What’s your favorite part of being on the road?
Oh man, food! Well, friends first of all. We have friends basically all over the U.S. now and people I only see when I’m on the road. I would say seeing those folks, eating local cuisine – regional stuff – you know getting stuff you don’t get around here. That’s kind of the things I miss. The riding in a stinky van, bickering about when to leave and all that stuff – I don’t miss all that. Seeing people enjoy the music you do, too. That’s a big one. It’s a lot of stuff. You have to kind of love it because there’s a lot to get downtrodden about.
Speaking of food, when you guys are on the road is there a certain restaurant that you look forward to when you go to a certain city?
Man, when we got to Chicago we go after those Italian beef sandwiches. You can’t get them anywhere else. Going to New Orleans is a big one. We used to go to this place in Chattanooga I thought was really great. Is it called Lamar’s?

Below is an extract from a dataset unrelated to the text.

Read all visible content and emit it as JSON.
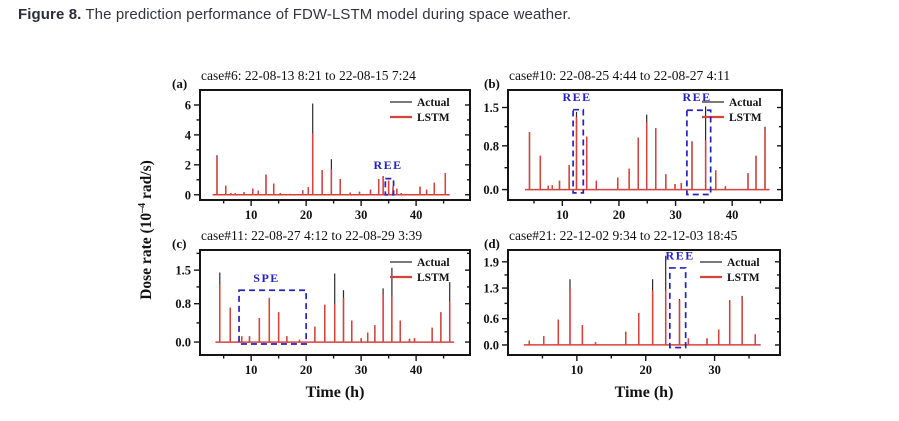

You get fried chicken in this hotel lobby. That place was fantastic. Matt Bohannon had us go there one day. That was one of my favorite places ever. And I like that Pickle Barrel, too. It’s no slouch
The worst part about being on the road?
Keeping your home life together is probably the hardest part. We’re all married. We don’t have kids yet. That’s always tough staying around in places and the wife worried about you and you’re worried about them at home. I think that’s probably the big thing. I’ve got a dog that’s 16 years old and every time I leave the house I’m like, “Please don’t die while I’m gone”. (both laugh) There’s that kind of stuff. Sleeping in your bed – that sort of stuff. We love being on the road. We’ve kind of grown accustomed to it. It’s what we do.

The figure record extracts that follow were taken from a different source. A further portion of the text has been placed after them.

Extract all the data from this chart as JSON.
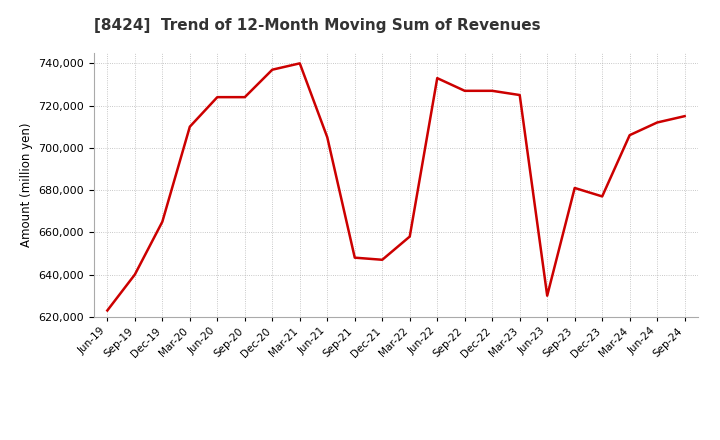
{
  "title": "[8424]  Trend of 12-Month Moving Sum of Revenues",
  "ylabel": "Amount (million yen)",
  "line_color": "#cc0000",
  "line_width": 1.8,
  "background_color": "#ffffff",
  "grid_color": "#999999",
  "ylim": [
    620000,
    745000
  ],
  "yticks": [
    620000,
    640000,
    660000,
    680000,
    700000,
    720000,
    740000
  ],
  "labels": [
    "Jun-19",
    "Sep-19",
    "Dec-19",
    "Mar-20",
    "Jun-20",
    "Sep-20",
    "Dec-20",
    "Mar-21",
    "Jun-21",
    "Sep-21",
    "Dec-21",
    "Mar-22",
    "Jun-22",
    "Sep-22",
    "Dec-22",
    "Mar-23",
    "Jun-23",
    "Sep-23",
    "Dec-23",
    "Mar-24",
    "Jun-24",
    "Sep-24"
  ],
  "values": [
    623000,
    640000,
    665000,
    710000,
    724000,
    724000,
    737000,
    740000,
    705000,
    648000,
    647000,
    658000,
    733000,
    727000,
    727000,
    725000,
    630000,
    681000,
    677000,
    706000,
    712000,
    715000
  ]
}
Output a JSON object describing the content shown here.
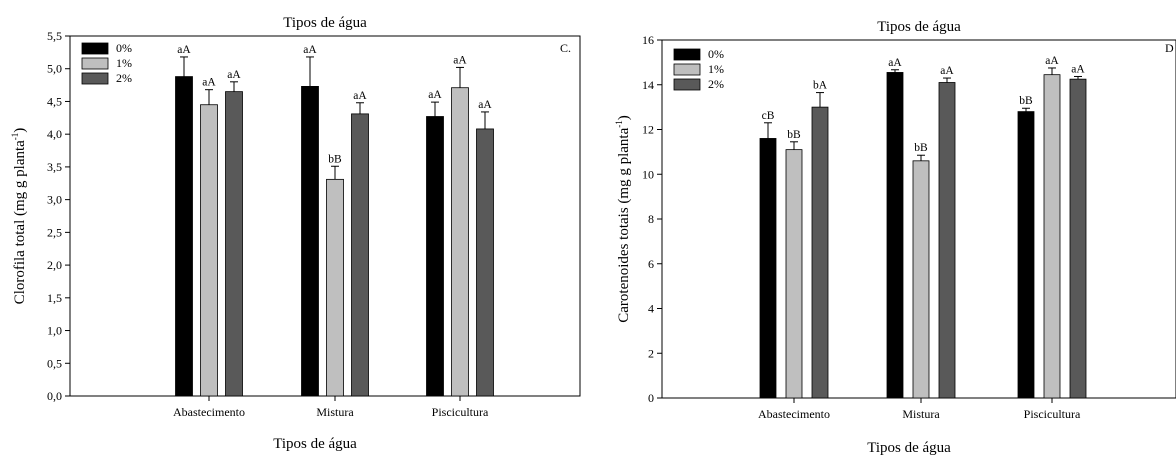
{
  "chart_data": [
    {
      "type": "bar",
      "panel_letter": "C.",
      "title": "Tipos de água",
      "xlabel": "Tipos de água",
      "ylabel_main": "Clorofila total (mg g planta",
      "ylabel_sup": "-1",
      "ylabel_tail": ")",
      "categories": [
        "Abastecimento",
        "Mistura",
        "Piscicultura"
      ],
      "series": [
        {
          "name": "0%",
          "values": [
            4.88,
            4.73,
            4.27
          ],
          "errors": [
            0.3,
            0.45,
            0.22
          ],
          "labels": [
            "aA",
            "aA",
            "aA"
          ]
        },
        {
          "name": "1%",
          "values": [
            4.45,
            3.31,
            4.71
          ],
          "errors": [
            0.23,
            0.2,
            0.31
          ],
          "labels": [
            "aA",
            "bB",
            "aA"
          ]
        },
        {
          "name": "2%",
          "values": [
            4.65,
            4.31,
            4.08
          ],
          "errors": [
            0.15,
            0.17,
            0.26
          ],
          "labels": [
            "aA",
            "aA",
            "aA"
          ]
        }
      ],
      "ylim": [
        0,
        5.5
      ],
      "yticks": [
        "0,0",
        "0,5",
        "1,0",
        "1,5",
        "2,0",
        "2,5",
        "3,0",
        "3,5",
        "4,0",
        "4,5",
        "5,0",
        "5,5"
      ],
      "legend_position": "top-left",
      "grid": false
    },
    {
      "type": "bar",
      "panel_letter": "D",
      "title": "Tipos de água",
      "xlabel": "Tipos de água",
      "ylabel_main": "Carotenoides totais (mg g planta",
      "ylabel_sup": "-1",
      "ylabel_tail": ")",
      "categories": [
        "Abastecimento",
        "Mistura",
        "Piscicultura"
      ],
      "series": [
        {
          "name": "0%",
          "values": [
            11.6,
            14.55,
            12.8
          ],
          "errors": [
            0.7,
            0.12,
            0.15
          ],
          "labels": [
            "cB",
            "aA",
            "bB"
          ]
        },
        {
          "name": "1%",
          "values": [
            11.1,
            10.6,
            14.45
          ],
          "errors": [
            0.35,
            0.25,
            0.3
          ],
          "labels": [
            "bB",
            "bB",
            "aA"
          ]
        },
        {
          "name": "2%",
          "values": [
            13.0,
            14.1,
            14.25
          ],
          "errors": [
            0.65,
            0.2,
            0.12
          ],
          "labels": [
            "bA",
            "aA",
            "aA"
          ]
        }
      ],
      "ylim": [
        0,
        16
      ],
      "yticks": [
        "0",
        "2",
        "4",
        "6",
        "8",
        "10",
        "12",
        "14",
        "16"
      ],
      "legend_position": "top-left",
      "grid": false
    }
  ],
  "colors": {
    "series": [
      "#000000",
      "#bfbfbf",
      "#595959"
    ],
    "axis": "#000000"
  }
}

What did you guys learn most about yourselves during the pandemic?
You know, someone else asked me a similar question. I’ve always considered myself one of these easygoing, kind of go with the flow – not necessarily an extrovert. I think my friends might tell you differently. I’ve missed this community of people I have in my life. When that’s not around I felt like I wasn’t myself. I wasn’t in my right place and filed away properly, you know what I mean? I guess I lean on people. I need them more than I thought. Just like we were talking about the band and stuff. I realized I needed that. It’s like a therapeutic thing to make keep going. And without it, it’s tough. It’s the whole package – being around other people and meeting new folks and all that stuff. That’s become important to me – more important than I would have ever thought. And that’s really the big one.
– Dave Weinthal
The Williamson Brothers perform Friday night, July 9 along with Matt Bohannon at Cherry Street Tavern.